September 16, 2022, 8:38 PM UTC
German Chancellor Olaf Scholz stands at the podium during a press conference in Berlin, Germany, on September 16, 2022.
German Chancellor Olaf Scholz attends a press conference, on Sept. 16, 2022 in Berlin.
Jens Schlueter—AFP

Germany moved to regain control of its energy security on Friday in the face of Russia’s threat to cut off supplies and the EU’s plan to ban Russian crude: It seized Russian oil giant Rosneft’s German operations, running the risk of Kremlin retaliation. 

The move was “unavoidable… to [make] ourselves more independent of Russia,” German Chancellor Olaf Scholz announced. “We have known for a long time that Russia is no longer a reliable energy supplier.
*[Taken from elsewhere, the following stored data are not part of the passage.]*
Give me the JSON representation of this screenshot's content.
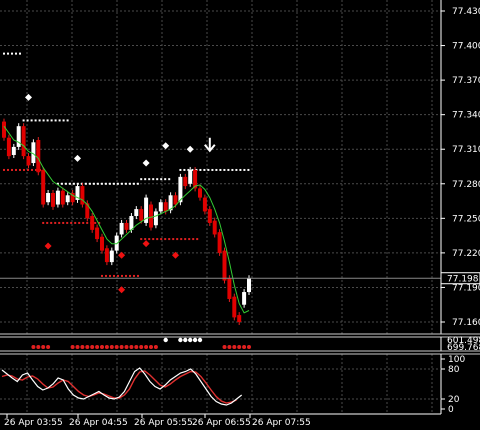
{
  "chart_data": [
    {
      "type": "candlestick",
      "title": "",
      "price_axis_labels": [
        "77.430",
        "77.400",
        "77.370",
        "77.340",
        "77.310",
        "77.280",
        "77.250",
        "77.220",
        "77.190",
        "77.160"
      ],
      "current_price_label": "77.198",
      "time_labels": [
        "26 Apr 03:55",
        "26 Apr 04:55",
        "26 Apr 05:55",
        "26 Apr 06:55",
        "26 Apr 07:55"
      ],
      "ylim": [
        77.15,
        77.445
      ],
      "grid": true,
      "candles": [
        {
          "o": 77.334,
          "c": 77.32,
          "dir": "down"
        },
        {
          "o": 77.32,
          "c": 77.304,
          "dir": "down"
        },
        {
          "o": 77.305,
          "c": 77.312,
          "dir": "up"
        },
        {
          "o": 77.312,
          "c": 77.33,
          "dir": "up"
        },
        {
          "o": 77.33,
          "c": 77.304,
          "dir": "down"
        },
        {
          "o": 77.304,
          "c": 77.296,
          "dir": "down"
        },
        {
          "o": 77.298,
          "c": 77.316,
          "dir": "up"
        },
        {
          "o": 77.318,
          "c": 77.29,
          "dir": "down"
        },
        {
          "o": 77.292,
          "c": 77.262,
          "dir": "down"
        },
        {
          "o": 77.264,
          "c": 77.272,
          "dir": "up"
        },
        {
          "o": 77.272,
          "c": 77.26,
          "dir": "down"
        },
        {
          "o": 77.262,
          "c": 77.274,
          "dir": "up"
        },
        {
          "o": 77.274,
          "c": 77.262,
          "dir": "down"
        },
        {
          "o": 77.264,
          "c": 77.27,
          "dir": "up"
        },
        {
          "o": 77.272,
          "c": 77.264,
          "dir": "down"
        },
        {
          "o": 77.266,
          "c": 77.278,
          "dir": "up"
        },
        {
          "o": 77.278,
          "c": 77.262,
          "dir": "down"
        },
        {
          "o": 77.263,
          "c": 77.25,
          "dir": "down"
        },
        {
          "o": 77.252,
          "c": 77.24,
          "dir": "down"
        },
        {
          "o": 77.242,
          "c": 77.232,
          "dir": "down"
        },
        {
          "o": 77.234,
          "c": 77.222,
          "dir": "down"
        },
        {
          "o": 77.224,
          "c": 77.212,
          "dir": "down"
        },
        {
          "o": 77.212,
          "c": 77.222,
          "dir": "up"
        },
        {
          "o": 77.222,
          "c": 77.235,
          "dir": "up"
        },
        {
          "o": 77.236,
          "c": 77.246,
          "dir": "up"
        },
        {
          "o": 77.246,
          "c": 77.24,
          "dir": "down"
        },
        {
          "o": 77.24,
          "c": 77.252,
          "dir": "up"
        },
        {
          "o": 77.252,
          "c": 77.258,
          "dir": "up"
        },
        {
          "o": 77.258,
          "c": 77.248,
          "dir": "down"
        },
        {
          "o": 77.246,
          "c": 77.268,
          "dir": "up"
        },
        {
          "o": 77.262,
          "c": 77.242,
          "dir": "down"
        },
        {
          "o": 77.244,
          "c": 77.256,
          "dir": "up"
        },
        {
          "o": 77.256,
          "c": 77.264,
          "dir": "up"
        },
        {
          "o": 77.264,
          "c": 77.256,
          "dir": "down"
        },
        {
          "o": 77.257,
          "c": 77.27,
          "dir": "up"
        },
        {
          "o": 77.27,
          "c": 77.262,
          "dir": "down"
        },
        {
          "o": 77.264,
          "c": 77.286,
          "dir": "up"
        },
        {
          "o": 77.286,
          "c": 77.278,
          "dir": "down"
        },
        {
          "o": 77.28,
          "c": 77.292,
          "dir": "up"
        },
        {
          "o": 77.292,
          "c": 77.276,
          "dir": "down"
        },
        {
          "o": 77.276,
          "c": 77.268,
          "dir": "down"
        },
        {
          "o": 77.268,
          "c": 77.256,
          "dir": "down"
        },
        {
          "o": 77.258,
          "c": 77.246,
          "dir": "down"
        },
        {
          "o": 77.248,
          "c": 77.236,
          "dir": "down"
        },
        {
          "o": 77.238,
          "c": 77.22,
          "dir": "down"
        },
        {
          "o": 77.222,
          "c": 77.196,
          "dir": "down"
        },
        {
          "o": 77.198,
          "c": 77.18,
          "dir": "down"
        },
        {
          "o": 77.182,
          "c": 77.164,
          "dir": "down"
        },
        {
          "o": 77.166,
          "c": 77.16,
          "dir": "down"
        },
        {
          "o": 77.175,
          "c": 77.186,
          "dir": "up"
        },
        {
          "o": 77.186,
          "c": 77.198,
          "dir": "up"
        }
      ],
      "ma_values": [
        77.33,
        77.324,
        77.318,
        77.316,
        77.313,
        77.308,
        77.306,
        77.302,
        77.294,
        77.288,
        77.282,
        77.279,
        77.276,
        77.273,
        77.27,
        77.268,
        77.266,
        77.262,
        77.256,
        77.248,
        77.24,
        77.232,
        77.228,
        77.228,
        77.232,
        77.236,
        77.24,
        77.244,
        77.247,
        77.25,
        77.251,
        77.252,
        77.254,
        77.256,
        77.258,
        77.261,
        77.266,
        77.27,
        77.274,
        77.278,
        77.279,
        77.275,
        77.268,
        77.258,
        77.246,
        77.23,
        77.212,
        77.192,
        77.176,
        77.168,
        77.17
      ],
      "resistance_dots": [
        {
          "price": 77.393,
          "from": 0,
          "to": 4
        },
        {
          "price": 77.335,
          "from": 4,
          "to": 13
        },
        {
          "price": 77.28,
          "from": 11,
          "to": 28
        },
        {
          "price": 77.284,
          "from": 28,
          "to": 34
        },
        {
          "price": 77.292,
          "from": 36,
          "to": 50
        }
      ],
      "support_dots": [
        {
          "price": 77.292,
          "from": 0,
          "to": 8
        },
        {
          "price": 77.246,
          "from": 8,
          "to": 20
        },
        {
          "price": 77.2,
          "from": 20,
          "to": 28
        },
        {
          "price": 77.232,
          "from": 28,
          "to": 40
        }
      ],
      "white_diamonds": [
        {
          "i": 5,
          "price": 77.355
        },
        {
          "i": 15,
          "price": 77.302
        },
        {
          "i": 29,
          "price": 77.298
        },
        {
          "i": 33,
          "price": 77.313
        },
        {
          "i": 38,
          "price": 77.31
        }
      ],
      "red_diamonds": [
        {
          "i": 9,
          "price": 77.226
        },
        {
          "i": 24,
          "price": 77.218
        },
        {
          "i": 29,
          "price": 77.228
        },
        {
          "i": 35,
          "price": 77.218
        },
        {
          "i": 24,
          "price": 77.188
        }
      ],
      "arrows": [
        {
          "i": 42,
          "price": 77.313,
          "direction": "down"
        }
      ],
      "indicator_a_labels": [
        "601.4987",
        "699.7686"
      ],
      "indicator_a_red_dots_idx": [
        6,
        7,
        8,
        9,
        14,
        15,
        16,
        17,
        18,
        19,
        20,
        21,
        22,
        23,
        24,
        25,
        26,
        27,
        28,
        29,
        30,
        31,
        45,
        46,
        47,
        48,
        49,
        50
      ],
      "indicator_a_white_dots_idx": [
        33,
        36,
        37,
        38,
        39,
        40
      ],
      "oscillator": {
        "levels": [
          "100",
          "80",
          "20",
          "0"
        ],
        "main": [
          78,
          70,
          62,
          55,
          68,
          72,
          58,
          45,
          38,
          42,
          50,
          62,
          58,
          40,
          28,
          22,
          20,
          25,
          30,
          35,
          28,
          22,
          20,
          24,
          35,
          55,
          75,
          82,
          70,
          55,
          45,
          40,
          48,
          58,
          65,
          72,
          75,
          80,
          70,
          55,
          40,
          25,
          15,
          10,
          8,
          12,
          20,
          28
        ],
        "signal": [
          65,
          68,
          66,
          60,
          58,
          64,
          66,
          60,
          50,
          42,
          44,
          52,
          58,
          55,
          45,
          35,
          28,
          25,
          28,
          32,
          30,
          26,
          22,
          22,
          28,
          40,
          60,
          74,
          76,
          68,
          58,
          48,
          44,
          50,
          58,
          65,
          70,
          75,
          74,
          65,
          52,
          38,
          25,
          16,
          12,
          14,
          18
        ]
      }
    }
  ]
}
This is a far-reaching energy policy decision to… safeguard Germany’s energy supply… [and] to protect our country,” Scholz said. 

‘Protecting our country’  

Only last month, Germany amended an energy law that would allow the government to take temporary control of companies that have “infrastructure critical” to Germany’s energy supply. As a last resort, Germany could expropriate such firms, according to the revised law. 

The government has now placed two Rosneft subsidiaries under the trusteeship of Germany’s energy regulator, meaning that three critical refineries are now controlled by Germany. These refineries handled 90 million barrels of crude annually. PCK, one refinery in Germany’s northeast, supplies 90% of capital city Berlin’s fuel, according to Reuters. Rosneft was one of the country’s largest oil processing companies, accounting for approximately 12% of Germany’s capacity. 

The takeover however, is temporary and lasts until next March. It also retains Rosneft as a major shareholder. 

It’s not the first time Germany has taken such a drastic measure. In April, the government also put a subsidiary of Gazprom—another Russian state energy behemoth—under the energy regulator’s trusteeship. The company’s assets had included Germany’s largest gas storage facility, according to an FT report. 

Chancellor Scholz said Germany did not make these decisions lightly. The companies’ operations were in jeopardy because “key critical service providers… [like] suppliers, insurance companies, banks, IT companies, but also customers, were no longer prepared to work with Rosneft—not with refiners where Rosneft is a shareholder, nor with its Russian subsidiaries,” Germany’s economy ministry said. 

A ‘hard winter’ 

For months, Russia has held Europe hostage by cutting off—and threatening to cut off—natural gas supplies to the continent. Russia, prior to its February invasion of Ukraine, was the EU’s biggest supplier of oil and natural gas. 

G7 nations last week agreed to enforce a price cap on Russian oil in a bid to staunch the flow of petrodollars to the Kremlin. In response, Russian President Vladimir Putin said that Russia will simply deprive EU nations of its energy, arguing that countries that import Russian fossil fuels “are in no position to dictate their will. Let them come to their senses.” 

The threats from Russia coupled with a wholesale EU embargo on Russian crude next January, has seen Europe scramble to stockpile supplies fearing a winter energy crisis. 

Yet Germany still faces stark challenges ahead in replacing Russian crude with other sources. The nation is in advanced discussions with Poland to buy oil from the eastern European nation that will flow through Polish port Gdansk, to now German-controlled PCK. Yet Poland has refused to supply its oil if Rosneft still holds a majority stake in the refinery.